(Throughout Advent I’m sharing some hints as to how web developers can make my life as a speech recognition user easier.)
You know that thing with web Twitter where you hit “reply” on a Tweet and the compose box slides out? Yeah, I hate that.
This is a Dragon-specific issue. The way that Dragon’s dictation system works is that it keeps a “cached” view of what you’re editing inside Dragon, to avoid hitting the accessibility layer of the operating system all the time (it also enables some editing features that wouldn’t otherwise be possible). As you dictate, it updates its cache and issues commands to the application to update the real copy at the same time. The trouble is, under a range of common situations these two views get out of sync, necessitating a special command to force Dragon to update the cache. Worse, it (and what I assume are some other bugs or problems between Dragon and the various applications you want to use) result in errors in the “real” copy in the application – spurious characters, usually.
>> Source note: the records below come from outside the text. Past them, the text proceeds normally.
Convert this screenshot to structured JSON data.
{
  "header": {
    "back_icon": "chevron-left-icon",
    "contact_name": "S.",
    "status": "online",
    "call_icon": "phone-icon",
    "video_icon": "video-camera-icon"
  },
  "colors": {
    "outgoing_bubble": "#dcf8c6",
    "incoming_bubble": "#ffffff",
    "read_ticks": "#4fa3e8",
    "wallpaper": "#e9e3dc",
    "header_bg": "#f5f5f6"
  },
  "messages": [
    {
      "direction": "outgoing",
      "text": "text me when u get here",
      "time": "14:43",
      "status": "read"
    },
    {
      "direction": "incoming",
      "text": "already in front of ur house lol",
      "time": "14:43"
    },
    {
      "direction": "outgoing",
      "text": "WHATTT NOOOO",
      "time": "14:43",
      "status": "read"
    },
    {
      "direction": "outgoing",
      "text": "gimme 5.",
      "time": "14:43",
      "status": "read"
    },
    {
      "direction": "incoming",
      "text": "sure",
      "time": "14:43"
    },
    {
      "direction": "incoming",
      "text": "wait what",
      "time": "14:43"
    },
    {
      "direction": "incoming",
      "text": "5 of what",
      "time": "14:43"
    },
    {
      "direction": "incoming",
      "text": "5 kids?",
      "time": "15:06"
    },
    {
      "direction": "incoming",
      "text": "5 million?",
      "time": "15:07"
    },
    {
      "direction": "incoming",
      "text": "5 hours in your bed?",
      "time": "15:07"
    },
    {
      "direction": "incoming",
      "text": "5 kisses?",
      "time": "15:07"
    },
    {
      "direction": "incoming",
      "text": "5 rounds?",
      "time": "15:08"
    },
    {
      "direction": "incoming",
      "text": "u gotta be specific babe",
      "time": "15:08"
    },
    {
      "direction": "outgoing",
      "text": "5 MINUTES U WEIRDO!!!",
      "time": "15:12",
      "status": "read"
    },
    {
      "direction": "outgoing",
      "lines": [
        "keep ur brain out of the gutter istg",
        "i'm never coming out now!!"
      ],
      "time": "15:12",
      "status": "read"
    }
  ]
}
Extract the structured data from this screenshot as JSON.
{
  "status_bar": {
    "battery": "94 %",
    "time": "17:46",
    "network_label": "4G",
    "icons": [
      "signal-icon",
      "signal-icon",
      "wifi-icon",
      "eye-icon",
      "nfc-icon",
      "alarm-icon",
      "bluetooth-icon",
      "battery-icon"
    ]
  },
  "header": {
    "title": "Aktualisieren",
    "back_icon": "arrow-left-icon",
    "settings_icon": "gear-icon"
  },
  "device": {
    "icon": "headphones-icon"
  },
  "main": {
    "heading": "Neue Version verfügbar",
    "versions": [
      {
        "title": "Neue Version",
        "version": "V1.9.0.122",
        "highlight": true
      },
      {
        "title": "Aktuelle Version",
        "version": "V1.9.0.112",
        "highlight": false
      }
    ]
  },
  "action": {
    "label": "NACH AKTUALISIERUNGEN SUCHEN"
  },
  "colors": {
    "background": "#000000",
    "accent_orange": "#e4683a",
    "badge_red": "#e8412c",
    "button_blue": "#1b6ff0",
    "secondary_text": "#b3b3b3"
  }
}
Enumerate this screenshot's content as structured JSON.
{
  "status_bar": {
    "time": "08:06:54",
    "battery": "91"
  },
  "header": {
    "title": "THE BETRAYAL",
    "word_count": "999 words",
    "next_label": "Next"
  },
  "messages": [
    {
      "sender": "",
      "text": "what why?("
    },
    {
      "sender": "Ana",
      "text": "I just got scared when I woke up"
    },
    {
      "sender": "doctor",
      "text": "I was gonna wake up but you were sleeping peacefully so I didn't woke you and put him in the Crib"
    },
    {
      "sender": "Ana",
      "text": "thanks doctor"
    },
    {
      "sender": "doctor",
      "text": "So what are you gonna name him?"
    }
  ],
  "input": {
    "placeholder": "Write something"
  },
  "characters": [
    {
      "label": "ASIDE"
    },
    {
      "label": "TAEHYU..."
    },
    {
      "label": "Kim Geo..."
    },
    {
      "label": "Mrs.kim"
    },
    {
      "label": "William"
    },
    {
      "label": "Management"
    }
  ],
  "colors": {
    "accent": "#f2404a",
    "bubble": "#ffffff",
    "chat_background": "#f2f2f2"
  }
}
Dragon’s response to this, as of this year’s release, is the Express Editor, which you can open anywhere, get Dragon’s full dictation and editing facilities without the inter-application problems, and then transfer the text from the Express Editor back into whatever you were using before – in this case a web browser with Twitter open.
That’s where things go wrong with Twitter replies, because when the browser window lost focus (so the Express Editor could grab it) Twitter helpfully collapsed the reply box to a single line – the same as if you’d clicked off it – and in so doing lost the focus on the input element. When the Express Editor subsequently tries to transfer its text back in, the focus is nowhere useful and you lose the text entirely.
Twitter have clearly designed this feature with care – once you start typing your reply, for instance, the input won’t collapse and lose focus. So this particular issue would be unlikely to occur to anyone who didn’t actually use Dragon.
What could Twitter do to fix this? I think that what’s happening is that they’re doing the collapse/unfocus on the blur event from the text area input. This is easier than binding a click handler to the document and making clicks outside the composition area perform the collapse/unfocus. The only differences I can think of are with switching away from the tab or application, which is what causes my problem, and if a browser plug-in takes focus within the same tab. I can’t think of a situation where a plug-in that grabs focus triggering composition area collapse would be a problem, but I also can’t think of a reason why not doing it would be a problem either.
The advice here? Blur events happen for reasons you may have forgotten about. Think carefully about how your site should behave when that happens.